The risk-to-benefit ratio is significantly different for the second or revision surgery compared to the initial surgery. For some patients, the risk-to-benefit ratio for the revision surgery may not justify the second surgery. The consequence is that the patient is forced to accept only the partial benefit, hence the tyranny. Obviously, this situation is to be avoided and sometimes extra measures are needed to ensure optimal DBS lead placement.

Immediate post-operative imaging

Even after nearly 20 years of working in the operating room and the post-operative DBS clinics, I continue to learn. Fortunately, things generally go very well, but occasionally not. In those circumstances, one clearly needs to learn what did not go right. A significant factor in DBS leads not optimally placed is intra-operative brain shift. The brain has a specific gravity greater than cerebrospinal fluid, which means the brain will sink to the lowest point within the skull. That lowest point will differ between being supine, such as having a targeting MRI, and the semi-recumbent position in the operating room. Brain shift due to the brain sinking will be exacerbated if there is more room within the skull for the brain to sink, such as in elderly patients.

In my experience, one of the most frequent causes of misplaced DBS leads results from marked brain shift associated with intracranial air, particularly when a tension pneumocephalus is produced. The tension pneumocephalus often results in DBS lead placement anteriorly due to posterior shift of the brain. However, the cerebrum pivots on the brainstem so that posterior displacement also can produce a torsion that will result on the DBS lead being placed too medially or laterally dependent on the trajectory, relative to the axis of rotation. The risk for tension pneumocephalus can be reduced by a scrupulous surgical technique, such as copious irrigation when the intra-dural cavity is exposed and the use of agents, such as fibrin glue, to seal the burr hole.

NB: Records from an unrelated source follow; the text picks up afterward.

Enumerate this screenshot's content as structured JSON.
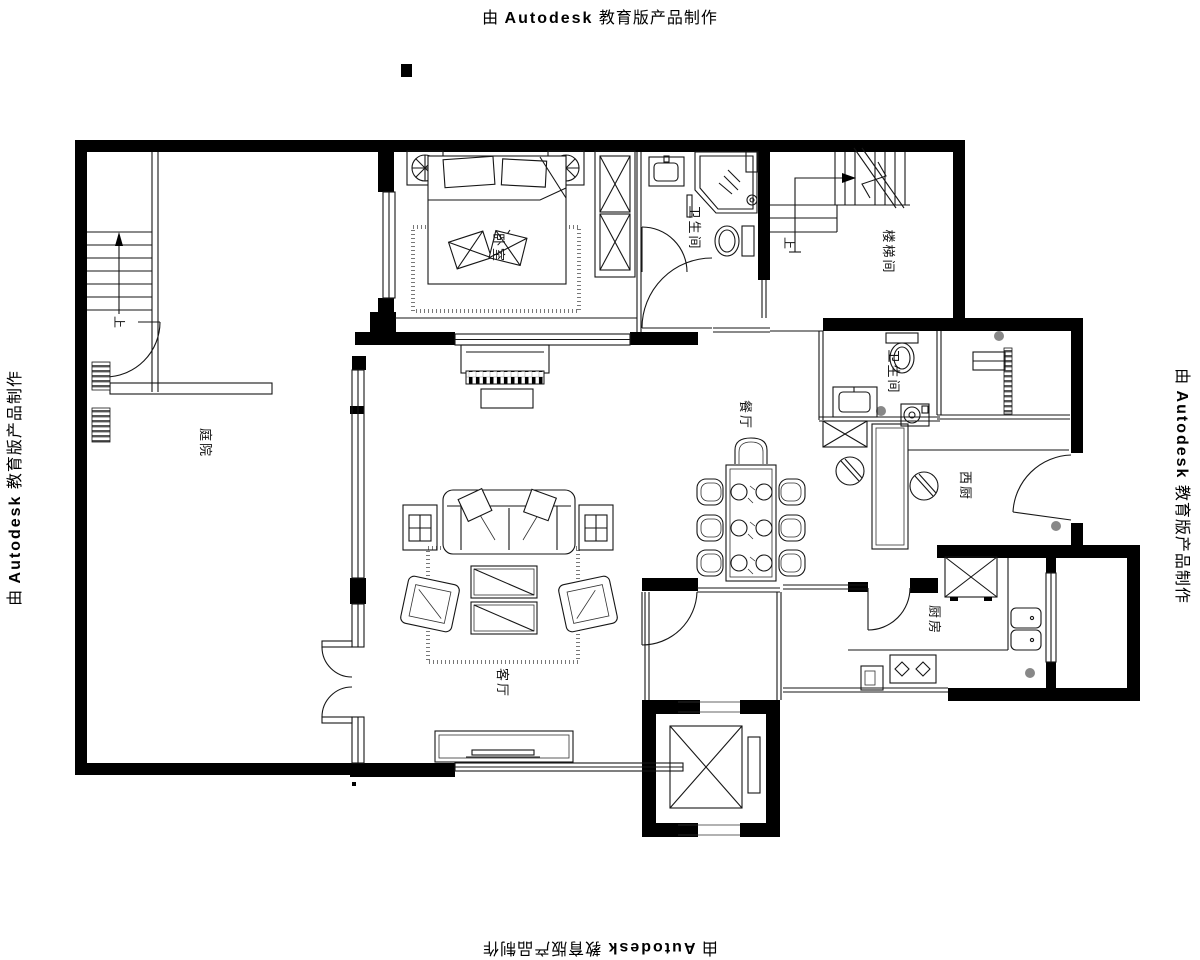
{
  "banner": {
    "prefix": "由",
    "brand": "Autodesk",
    "suffix": "教育版产品制作"
  },
  "rooms": {
    "courtyard": "庭院",
    "bedroom": "卧室",
    "master_bath": "卫生间",
    "stairwell": "楼梯间",
    "small_bath": "卫生间",
    "dining": "餐厅",
    "west_kitchen": "西厨",
    "kitchen": "厨房",
    "living": "客厅"
  },
  "stairs": {
    "up_left": "上",
    "up_stairwell": "上"
  },
  "colors": {
    "wall": "#000000",
    "line": "#161616",
    "background": "#ffffff"
  }
}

As intra-cranial air is reabsorbed, the only way to know if there was significant brain shift due to intracranial air is if a MRI or CT scan is obtained very soon after surgery. If three months later the DBS programmer is confronted with a difficult patient and imaging performed then shows poorly placed leads, it will not be possible to know whether a tension pneumocephalus or some other factor was involved unless scans are done very soon after surgery. One will not learn from the failure and therefore will not be in a position to reduce the probability of a future failure.

Low tech to the rescue

An acute loss of DBS efficacy can have serious consequences. This is particularly true for disorders, such a Parkinson’s disease, where other treatments, medications for example, have been reduced. In patients with Parkinson’s disease, DBS in the vicinity of the subthalamic nucleus results in an approximately 50% reduction in anti-Parkinson medications. Thus, if the DBS fails, the patient only has a fraction of the medications previously need for some level of control. It is not infrequent that such a patient comes into the emergency room often in the evenings, nights and weekends.

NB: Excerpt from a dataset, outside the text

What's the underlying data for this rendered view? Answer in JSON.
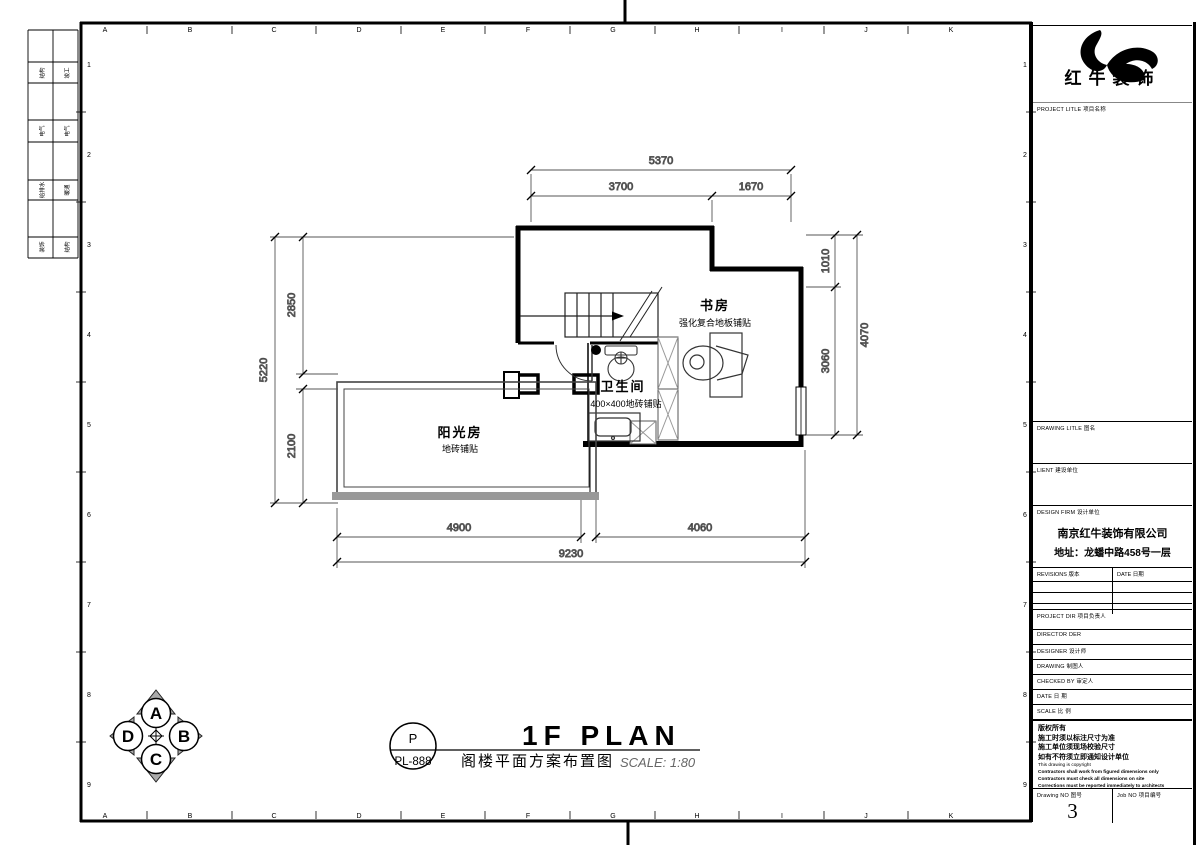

One potential cause of acute loss of DBS efficacy is DBS lead migration. If the patient had a routine AP and lateral skull x-ray post-operatively at a time when the patient was benefiting from DBS, an easy test would be to simply obtain another set of skull x-rays. Comparison of the skull x-rays may readily demonstrate a lead migration without having to call in the MRI tech. Also, the skull x-ray, performed with a chest x-ray may also demonstrate hardware failures such as a fracture of the DBS lead or extension of an uncoupling of the connectors.

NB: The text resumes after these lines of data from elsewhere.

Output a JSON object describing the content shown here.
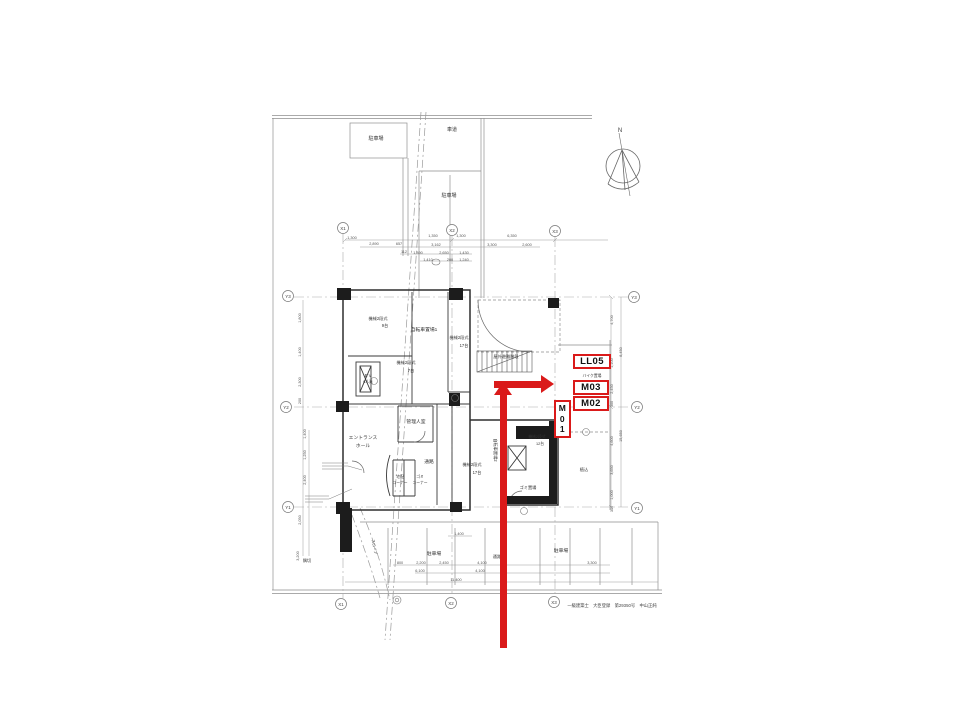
{
  "page": {
    "background": "#ffffff"
  },
  "compass": {
    "label": "N"
  },
  "title_block": {
    "t": "一級建築士　大臣登録　第29350号　中山正純"
  },
  "annotations": {
    "color": "#da1a1a",
    "boxes": [
      {
        "label": "LL05",
        "display": "LL05",
        "x": 573,
        "y": 354,
        "w": 38,
        "h": 15,
        "vertical": false
      },
      {
        "label": "M03",
        "display": "M03",
        "x": 573,
        "y": 380,
        "w": 36,
        "h": 15,
        "vertical": false
      },
      {
        "label": "M02",
        "display": "M02",
        "x": 573,
        "y": 396,
        "w": 36,
        "h": 15,
        "vertical": false
      },
      {
        "label": "M01",
        "display": "M\n0\n1",
        "x": 554,
        "y": 400,
        "w": 17,
        "h": 38,
        "vertical": true
      }
    ],
    "arrows": [
      {
        "name": "annotation-arrow-right",
        "direction": "right"
      },
      {
        "name": "annotation-arrow-up",
        "direction": "up"
      }
    ]
  },
  "plan": {
    "grid_bubbles": [
      {
        "label": "X1",
        "x": 343,
        "y": 228
      },
      {
        "label": "X2",
        "x": 452,
        "y": 230
      },
      {
        "label": "X3",
        "x": 555,
        "y": 231
      },
      {
        "label": "X1",
        "x": 341,
        "y": 604
      },
      {
        "label": "X2",
        "x": 451,
        "y": 603
      },
      {
        "label": "X3",
        "x": 554,
        "y": 602
      },
      {
        "label": "Y3",
        "x": 288,
        "y": 296
      },
      {
        "label": "Y2",
        "x": 286,
        "y": 407
      },
      {
        "label": "Y1",
        "x": 288,
        "y": 507
      },
      {
        "label": "Y3",
        "x": 634,
        "y": 297
      },
      {
        "label": "Y2",
        "x": 637,
        "y": 407
      },
      {
        "label": "Y1",
        "x": 637,
        "y": 508
      }
    ],
    "room_labels": [
      {
        "t": "駐車場",
        "x": 376,
        "y": 140,
        "fs": 5
      },
      {
        "t": "車道",
        "x": 452,
        "y": 131,
        "fs": 5
      },
      {
        "t": "駐車場",
        "x": 449,
        "y": 197,
        "fs": 5
      },
      {
        "t": "機械2段式",
        "x": 378,
        "y": 320,
        "fs": 4.2
      },
      {
        "t": "9台",
        "x": 385,
        "y": 327,
        "fs": 4.2
      },
      {
        "t": "自転車置場1",
        "x": 424,
        "y": 331,
        "fs": 4.8
      },
      {
        "t": "機械2段式",
        "x": 459,
        "y": 339,
        "fs": 4.2
      },
      {
        "t": "17台",
        "x": 464,
        "y": 347,
        "fs": 4.2
      },
      {
        "t": "E V",
        "x": 368,
        "y": 377,
        "fs": 4.2
      },
      {
        "t": "6人乗",
        "x": 368,
        "y": 383,
        "fs": 3.8
      },
      {
        "t": "機械2段式",
        "x": 406,
        "y": 364,
        "fs": 4.2
      },
      {
        "t": "7台",
        "x": 411,
        "y": 372,
        "fs": 4.2
      },
      {
        "t": "屋外避難階段",
        "x": 506,
        "y": 358,
        "fs": 4.2
      },
      {
        "t": "管理人室",
        "x": 416,
        "y": 423,
        "fs": 4.8
      },
      {
        "t": "エントランス",
        "x": 363,
        "y": 439,
        "fs": 4.8
      },
      {
        "t": "ホール",
        "x": 363,
        "y": 447,
        "fs": 4.8
      },
      {
        "t": "通路",
        "x": 429,
        "y": 463,
        "fs": 4.8
      },
      {
        "t": "宅配",
        "x": 400,
        "y": 478,
        "fs": 3.8
      },
      {
        "t": "コーナー",
        "x": 400,
        "y": 484,
        "fs": 3.8
      },
      {
        "t": "ゴミ",
        "x": 420,
        "y": 478,
        "fs": 3.8
      },
      {
        "t": "コーナー",
        "x": 420,
        "y": 484,
        "fs": 3.8
      },
      {
        "t": "機械2段式",
        "x": 472,
        "y": 466,
        "fs": 4.2
      },
      {
        "t": "17台",
        "x": 477,
        "y": 474,
        "fs": 4.2
      },
      {
        "t": "自転車置場2",
        "x": 494,
        "y": 450,
        "fs": 4.2,
        "r": 90
      },
      {
        "t": "機械2段式",
        "x": 537,
        "y": 438,
        "fs": 3.8
      },
      {
        "t": "12台",
        "x": 540,
        "y": 445,
        "fs": 3.8
      },
      {
        "t": "ゴミ置場",
        "x": 528,
        "y": 489,
        "fs": 4.2
      },
      {
        "t": "植込",
        "x": 584,
        "y": 471,
        "fs": 4.2
      },
      {
        "t": "隅切",
        "x": 307,
        "y": 562,
        "fs": 4.2
      },
      {
        "t": "スロープ",
        "x": 373,
        "y": 547,
        "fs": 3.8,
        "r": 78
      },
      {
        "t": "駐車場",
        "x": 434,
        "y": 555,
        "fs": 4.8
      },
      {
        "t": "駐車場",
        "x": 561,
        "y": 552,
        "fs": 4.8
      },
      {
        "t": "通路",
        "x": 497,
        "y": 558,
        "fs": 4.2
      },
      {
        "t": "バイク置場",
        "x": 592,
        "y": 377,
        "fs": 3.8
      }
    ],
    "dim_labels": [
      {
        "t": "1,300",
        "x": 352,
        "y": 239
      },
      {
        "t": "1,350",
        "x": 433,
        "y": 237
      },
      {
        "t": "1,300",
        "x": 461,
        "y": 237
      },
      {
        "t": "6,350",
        "x": 512,
        "y": 237
      },
      {
        "t": "2,890",
        "x": 374,
        "y": 245
      },
      {
        "t": "657",
        "x": 399,
        "y": 245
      },
      {
        "t": "3,162",
        "x": 436,
        "y": 246
      },
      {
        "t": "3,300",
        "x": 492,
        "y": 246
      },
      {
        "t": "2,600",
        "x": 527,
        "y": 246
      },
      {
        "t": "112",
        "x": 404,
        "y": 253
      },
      {
        "t": "1,890",
        "x": 418,
        "y": 254
      },
      {
        "t": "2,650",
        "x": 444,
        "y": 254
      },
      {
        "t": "1,430",
        "x": 464,
        "y": 254
      },
      {
        "t": "1,410",
        "x": 428,
        "y": 261
      },
      {
        "t": "200",
        "x": 450,
        "y": 261
      },
      {
        "t": "1,240",
        "x": 464,
        "y": 261
      },
      {
        "t": "4,700",
        "x": 613,
        "y": 320,
        "r": -90
      },
      {
        "t": "8,450",
        "x": 622,
        "y": 352,
        "r": -90
      },
      {
        "t": "1,100",
        "x": 613,
        "y": 363,
        "r": -90
      },
      {
        "t": "2,450",
        "x": 613,
        "y": 389,
        "r": -90
      },
      {
        "t": "300",
        "x": 613,
        "y": 404,
        "r": -90
      },
      {
        "t": "15,650",
        "x": 622,
        "y": 436,
        "r": -90
      },
      {
        "t": "4,600",
        "x": 613,
        "y": 441,
        "r": -90
      },
      {
        "t": "3,650",
        "x": 613,
        "y": 470,
        "r": -90
      },
      {
        "t": "1,000",
        "x": 613,
        "y": 495,
        "r": -90
      },
      {
        "t": "300",
        "x": 613,
        "y": 509,
        "r": -90
      },
      {
        "t": "1,800",
        "x": 301,
        "y": 318,
        "r": -90
      },
      {
        "t": "1,400",
        "x": 301,
        "y": 352,
        "r": -90
      },
      {
        "t": "2,300",
        "x": 301,
        "y": 382,
        "r": -90
      },
      {
        "t": "200",
        "x": 301,
        "y": 401,
        "r": -90
      },
      {
        "t": "1,400",
        "x": 306,
        "y": 434,
        "r": -90
      },
      {
        "t": "1,250",
        "x": 306,
        "y": 455,
        "r": -90
      },
      {
        "t": "2,400",
        "x": 306,
        "y": 480,
        "r": -90
      },
      {
        "t": "2,050",
        "x": 301,
        "y": 520,
        "r": -90
      },
      {
        "t": "3,200",
        "x": 299,
        "y": 556,
        "r": -90
      },
      {
        "t": "1,400",
        "x": 459,
        "y": 535
      },
      {
        "t": "800",
        "x": 400,
        "y": 564
      },
      {
        "t": "2,200",
        "x": 421,
        "y": 564
      },
      {
        "t": "2,450",
        "x": 444,
        "y": 564
      },
      {
        "t": "4,100",
        "x": 482,
        "y": 564
      },
      {
        "t": "3,300",
        "x": 592,
        "y": 564
      },
      {
        "t": "6,100",
        "x": 420,
        "y": 572
      },
      {
        "t": "4,100",
        "x": 480,
        "y": 572
      },
      {
        "t": "11,400",
        "x": 456,
        "y": 581
      }
    ]
  }
}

One could obtain a skull x-ray very soon after DBS lead implantation. However, if there is substantial intra-cranial air, the skull x-ray may be unhelpful as the lead may migrate over the next one to two weeks that it takes for the intra-cranial air to be absorbed. Further, obtaining the skull x-rays as soon as the patient demonstrates a satisfactory response allows the inference that the DBS lead is in good position. Thus, if the skull x-ray at the time of DBS failure shows that the DBS lead has not migrated, then one can turn attention to other potential causes of acute DBS failure.